Nachdrücklich warnt ESET auch davor, dass mit dem Support-Ende für die Internet Explorer-Versionen 7 bis 10 am 12. Januar, die Gefahr für Nutzer dieser veralteten Versionen noch einmal zugenommen habe.

Lob findet Eset allerdings für den neuen Microsoft Browser Edge, der mit Windows 10 ausgeliefert wird. Ebenso wie Google Chrome glänze er mit “wegweisenden Sicherheits-Features”. Dazu zählt ESET zunächst einmal, dass Sicherheitsfunktionen, anders als noch bei Internet Explorer 11, standardmässig eingeschaltet sind.

Da Edge als komplett neuer Browser keine Rückwärtskompatibilität verspricht und auch keine Rücksicht auf alte Add-ons und Plug-ins nehmen muss, fallen ebenfalls viele Probleme weg. Zu mehr Sicherheit trage ebenfalls bei, dass mehrere alte und gar veraltete Technologie, darunter ActiveX, BHO und VBScript nicht mehr unterstützt werden.
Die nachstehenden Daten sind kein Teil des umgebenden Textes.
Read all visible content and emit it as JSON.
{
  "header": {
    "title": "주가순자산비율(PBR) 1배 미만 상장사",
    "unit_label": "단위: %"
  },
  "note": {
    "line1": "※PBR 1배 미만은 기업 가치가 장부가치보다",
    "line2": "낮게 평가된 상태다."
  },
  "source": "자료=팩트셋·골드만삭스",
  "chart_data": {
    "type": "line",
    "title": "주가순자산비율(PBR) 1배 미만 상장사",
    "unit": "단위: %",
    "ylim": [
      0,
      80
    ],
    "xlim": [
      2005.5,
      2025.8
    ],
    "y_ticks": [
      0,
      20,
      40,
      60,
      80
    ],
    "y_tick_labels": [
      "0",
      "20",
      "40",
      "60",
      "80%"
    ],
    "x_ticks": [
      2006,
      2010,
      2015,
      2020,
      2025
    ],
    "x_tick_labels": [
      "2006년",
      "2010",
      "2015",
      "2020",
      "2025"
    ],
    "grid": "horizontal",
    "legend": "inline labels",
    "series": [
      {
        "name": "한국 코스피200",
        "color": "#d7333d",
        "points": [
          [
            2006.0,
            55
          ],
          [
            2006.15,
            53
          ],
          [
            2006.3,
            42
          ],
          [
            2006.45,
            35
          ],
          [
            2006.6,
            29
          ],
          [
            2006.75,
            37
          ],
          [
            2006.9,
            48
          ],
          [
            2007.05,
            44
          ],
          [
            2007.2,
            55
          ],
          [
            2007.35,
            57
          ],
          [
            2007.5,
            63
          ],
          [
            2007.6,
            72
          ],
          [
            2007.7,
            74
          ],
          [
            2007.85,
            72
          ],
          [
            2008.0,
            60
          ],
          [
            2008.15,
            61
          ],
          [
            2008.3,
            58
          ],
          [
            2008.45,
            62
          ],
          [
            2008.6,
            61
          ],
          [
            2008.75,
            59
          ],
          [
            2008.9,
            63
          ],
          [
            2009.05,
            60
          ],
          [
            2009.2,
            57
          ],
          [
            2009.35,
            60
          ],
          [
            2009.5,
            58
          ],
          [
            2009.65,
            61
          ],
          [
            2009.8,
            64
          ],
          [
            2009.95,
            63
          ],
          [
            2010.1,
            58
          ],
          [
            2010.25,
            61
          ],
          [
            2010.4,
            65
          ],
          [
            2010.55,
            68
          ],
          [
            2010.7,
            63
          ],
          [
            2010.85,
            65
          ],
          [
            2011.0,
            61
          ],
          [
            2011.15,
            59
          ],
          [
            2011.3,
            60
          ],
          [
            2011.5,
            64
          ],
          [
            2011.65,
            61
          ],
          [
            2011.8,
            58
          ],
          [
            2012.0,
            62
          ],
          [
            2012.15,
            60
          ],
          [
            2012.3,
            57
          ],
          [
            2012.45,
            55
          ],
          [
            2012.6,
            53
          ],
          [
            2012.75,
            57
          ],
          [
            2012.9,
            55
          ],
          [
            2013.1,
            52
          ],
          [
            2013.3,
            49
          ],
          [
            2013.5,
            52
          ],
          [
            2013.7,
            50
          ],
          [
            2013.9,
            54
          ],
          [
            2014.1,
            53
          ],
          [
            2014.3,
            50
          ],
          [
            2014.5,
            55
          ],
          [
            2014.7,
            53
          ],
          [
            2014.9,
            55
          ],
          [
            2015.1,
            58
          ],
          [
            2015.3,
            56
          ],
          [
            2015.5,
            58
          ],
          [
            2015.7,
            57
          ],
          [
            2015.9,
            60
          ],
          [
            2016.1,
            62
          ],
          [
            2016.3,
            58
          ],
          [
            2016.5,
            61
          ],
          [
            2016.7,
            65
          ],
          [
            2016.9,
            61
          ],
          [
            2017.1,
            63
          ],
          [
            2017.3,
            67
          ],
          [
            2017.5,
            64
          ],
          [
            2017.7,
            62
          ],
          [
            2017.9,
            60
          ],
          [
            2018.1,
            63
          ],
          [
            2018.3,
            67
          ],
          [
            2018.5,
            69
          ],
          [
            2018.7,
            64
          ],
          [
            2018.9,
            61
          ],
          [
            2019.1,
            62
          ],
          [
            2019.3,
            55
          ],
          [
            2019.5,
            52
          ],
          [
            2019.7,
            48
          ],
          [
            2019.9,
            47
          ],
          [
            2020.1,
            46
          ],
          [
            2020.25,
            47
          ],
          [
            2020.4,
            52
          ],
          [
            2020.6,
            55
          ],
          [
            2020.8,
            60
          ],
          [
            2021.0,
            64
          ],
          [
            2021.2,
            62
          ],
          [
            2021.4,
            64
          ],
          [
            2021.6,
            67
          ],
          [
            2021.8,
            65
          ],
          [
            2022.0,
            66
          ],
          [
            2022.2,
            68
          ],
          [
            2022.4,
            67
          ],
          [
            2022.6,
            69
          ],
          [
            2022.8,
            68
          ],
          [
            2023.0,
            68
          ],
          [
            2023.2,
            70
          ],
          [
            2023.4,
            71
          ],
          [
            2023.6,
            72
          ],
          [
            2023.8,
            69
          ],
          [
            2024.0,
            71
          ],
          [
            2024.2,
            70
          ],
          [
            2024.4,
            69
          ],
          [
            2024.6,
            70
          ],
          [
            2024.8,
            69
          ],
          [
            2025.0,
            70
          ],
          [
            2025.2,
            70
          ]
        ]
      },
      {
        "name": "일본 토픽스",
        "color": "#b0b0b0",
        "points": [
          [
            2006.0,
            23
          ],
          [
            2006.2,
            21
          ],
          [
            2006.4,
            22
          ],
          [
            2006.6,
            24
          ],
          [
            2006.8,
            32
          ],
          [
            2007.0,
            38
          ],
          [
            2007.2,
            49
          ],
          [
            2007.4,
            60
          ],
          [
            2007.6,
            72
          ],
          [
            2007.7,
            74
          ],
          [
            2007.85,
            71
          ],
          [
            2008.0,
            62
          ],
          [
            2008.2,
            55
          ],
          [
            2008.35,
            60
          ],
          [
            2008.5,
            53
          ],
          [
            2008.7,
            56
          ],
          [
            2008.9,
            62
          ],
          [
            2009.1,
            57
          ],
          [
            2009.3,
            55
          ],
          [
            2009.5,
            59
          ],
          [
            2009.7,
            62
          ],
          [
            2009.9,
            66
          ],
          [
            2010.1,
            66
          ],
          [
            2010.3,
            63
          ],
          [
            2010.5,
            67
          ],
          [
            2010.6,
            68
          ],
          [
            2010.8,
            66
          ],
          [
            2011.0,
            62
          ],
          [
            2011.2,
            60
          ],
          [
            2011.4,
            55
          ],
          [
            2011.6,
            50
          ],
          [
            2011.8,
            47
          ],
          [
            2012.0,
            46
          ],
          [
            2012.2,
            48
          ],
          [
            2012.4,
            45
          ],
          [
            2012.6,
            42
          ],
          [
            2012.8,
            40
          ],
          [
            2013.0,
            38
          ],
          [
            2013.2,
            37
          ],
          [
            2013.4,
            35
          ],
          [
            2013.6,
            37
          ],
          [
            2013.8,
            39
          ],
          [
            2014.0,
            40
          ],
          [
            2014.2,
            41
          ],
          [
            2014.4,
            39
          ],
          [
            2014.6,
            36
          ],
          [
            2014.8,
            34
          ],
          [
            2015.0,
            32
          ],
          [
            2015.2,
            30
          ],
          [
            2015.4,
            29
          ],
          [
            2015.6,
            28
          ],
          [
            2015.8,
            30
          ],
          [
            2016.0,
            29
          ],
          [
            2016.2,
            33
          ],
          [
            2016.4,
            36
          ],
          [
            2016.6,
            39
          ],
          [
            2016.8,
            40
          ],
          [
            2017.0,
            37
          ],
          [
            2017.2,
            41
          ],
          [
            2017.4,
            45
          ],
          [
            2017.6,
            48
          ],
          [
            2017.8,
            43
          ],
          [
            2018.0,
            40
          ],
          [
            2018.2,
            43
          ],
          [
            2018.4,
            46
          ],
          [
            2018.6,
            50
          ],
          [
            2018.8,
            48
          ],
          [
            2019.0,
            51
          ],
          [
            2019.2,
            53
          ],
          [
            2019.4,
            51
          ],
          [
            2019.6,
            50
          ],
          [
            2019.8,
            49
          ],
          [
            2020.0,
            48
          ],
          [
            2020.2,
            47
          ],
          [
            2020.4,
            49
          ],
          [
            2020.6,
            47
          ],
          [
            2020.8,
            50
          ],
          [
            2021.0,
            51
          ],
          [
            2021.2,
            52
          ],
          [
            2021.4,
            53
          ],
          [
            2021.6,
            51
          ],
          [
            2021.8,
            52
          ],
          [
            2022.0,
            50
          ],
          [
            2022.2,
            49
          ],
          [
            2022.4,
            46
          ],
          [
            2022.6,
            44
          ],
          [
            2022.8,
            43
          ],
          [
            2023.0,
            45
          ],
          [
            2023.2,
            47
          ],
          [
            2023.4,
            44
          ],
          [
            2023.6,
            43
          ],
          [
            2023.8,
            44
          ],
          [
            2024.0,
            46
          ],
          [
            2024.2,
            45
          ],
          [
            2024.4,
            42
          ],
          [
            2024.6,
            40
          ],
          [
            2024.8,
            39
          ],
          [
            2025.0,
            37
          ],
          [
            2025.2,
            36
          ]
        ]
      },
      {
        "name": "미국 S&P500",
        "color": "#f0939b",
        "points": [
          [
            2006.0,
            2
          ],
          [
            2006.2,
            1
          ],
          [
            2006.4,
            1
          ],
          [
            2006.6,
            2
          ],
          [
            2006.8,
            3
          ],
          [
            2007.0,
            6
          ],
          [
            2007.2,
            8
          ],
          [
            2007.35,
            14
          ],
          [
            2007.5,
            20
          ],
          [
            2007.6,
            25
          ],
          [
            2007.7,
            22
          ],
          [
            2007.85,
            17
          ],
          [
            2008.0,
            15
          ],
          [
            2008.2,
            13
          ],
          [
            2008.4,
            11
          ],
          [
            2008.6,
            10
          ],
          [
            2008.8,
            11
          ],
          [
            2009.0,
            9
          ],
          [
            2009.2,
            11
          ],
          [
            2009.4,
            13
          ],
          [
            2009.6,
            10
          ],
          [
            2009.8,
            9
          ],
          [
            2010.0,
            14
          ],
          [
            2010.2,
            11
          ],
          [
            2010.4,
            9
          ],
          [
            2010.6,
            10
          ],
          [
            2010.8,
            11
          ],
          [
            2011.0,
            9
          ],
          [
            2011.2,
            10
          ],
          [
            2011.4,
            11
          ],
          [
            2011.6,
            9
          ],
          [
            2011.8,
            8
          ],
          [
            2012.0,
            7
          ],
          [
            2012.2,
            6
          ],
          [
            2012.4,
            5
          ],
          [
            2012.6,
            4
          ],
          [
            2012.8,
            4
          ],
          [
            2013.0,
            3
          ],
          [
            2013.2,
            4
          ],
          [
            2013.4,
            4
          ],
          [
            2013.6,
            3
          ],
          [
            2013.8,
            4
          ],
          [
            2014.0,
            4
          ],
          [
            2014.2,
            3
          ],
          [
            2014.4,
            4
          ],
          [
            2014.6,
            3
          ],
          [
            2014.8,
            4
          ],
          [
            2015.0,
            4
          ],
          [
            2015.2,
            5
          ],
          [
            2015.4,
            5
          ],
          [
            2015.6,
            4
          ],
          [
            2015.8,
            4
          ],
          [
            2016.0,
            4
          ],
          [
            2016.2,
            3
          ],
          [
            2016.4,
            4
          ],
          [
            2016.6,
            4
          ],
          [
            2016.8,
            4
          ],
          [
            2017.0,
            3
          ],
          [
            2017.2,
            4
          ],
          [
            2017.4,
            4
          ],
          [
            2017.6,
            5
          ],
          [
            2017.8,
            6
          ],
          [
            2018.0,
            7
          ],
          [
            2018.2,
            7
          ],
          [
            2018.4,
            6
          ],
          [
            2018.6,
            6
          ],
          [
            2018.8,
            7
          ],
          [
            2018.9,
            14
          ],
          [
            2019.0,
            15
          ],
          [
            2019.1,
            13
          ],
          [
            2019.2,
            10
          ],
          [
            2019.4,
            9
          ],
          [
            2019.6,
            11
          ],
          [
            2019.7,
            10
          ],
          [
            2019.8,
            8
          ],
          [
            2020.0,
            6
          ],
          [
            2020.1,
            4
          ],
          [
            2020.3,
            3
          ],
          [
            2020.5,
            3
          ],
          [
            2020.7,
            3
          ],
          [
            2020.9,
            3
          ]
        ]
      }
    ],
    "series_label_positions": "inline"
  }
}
Zudem begrüsst der Hersteller die Initiative Microsofts, nur noch von ihm signierte dll-Dateien in den Browser zu laden, die sich insbesondere gegen aufdringliche Toolbars richtet. Allerdings gibt ESET zu bedenken, dass dadurch Video-Treiber nach wie vor geladen werden können, was auch künftig einen Angriffsvektor biete.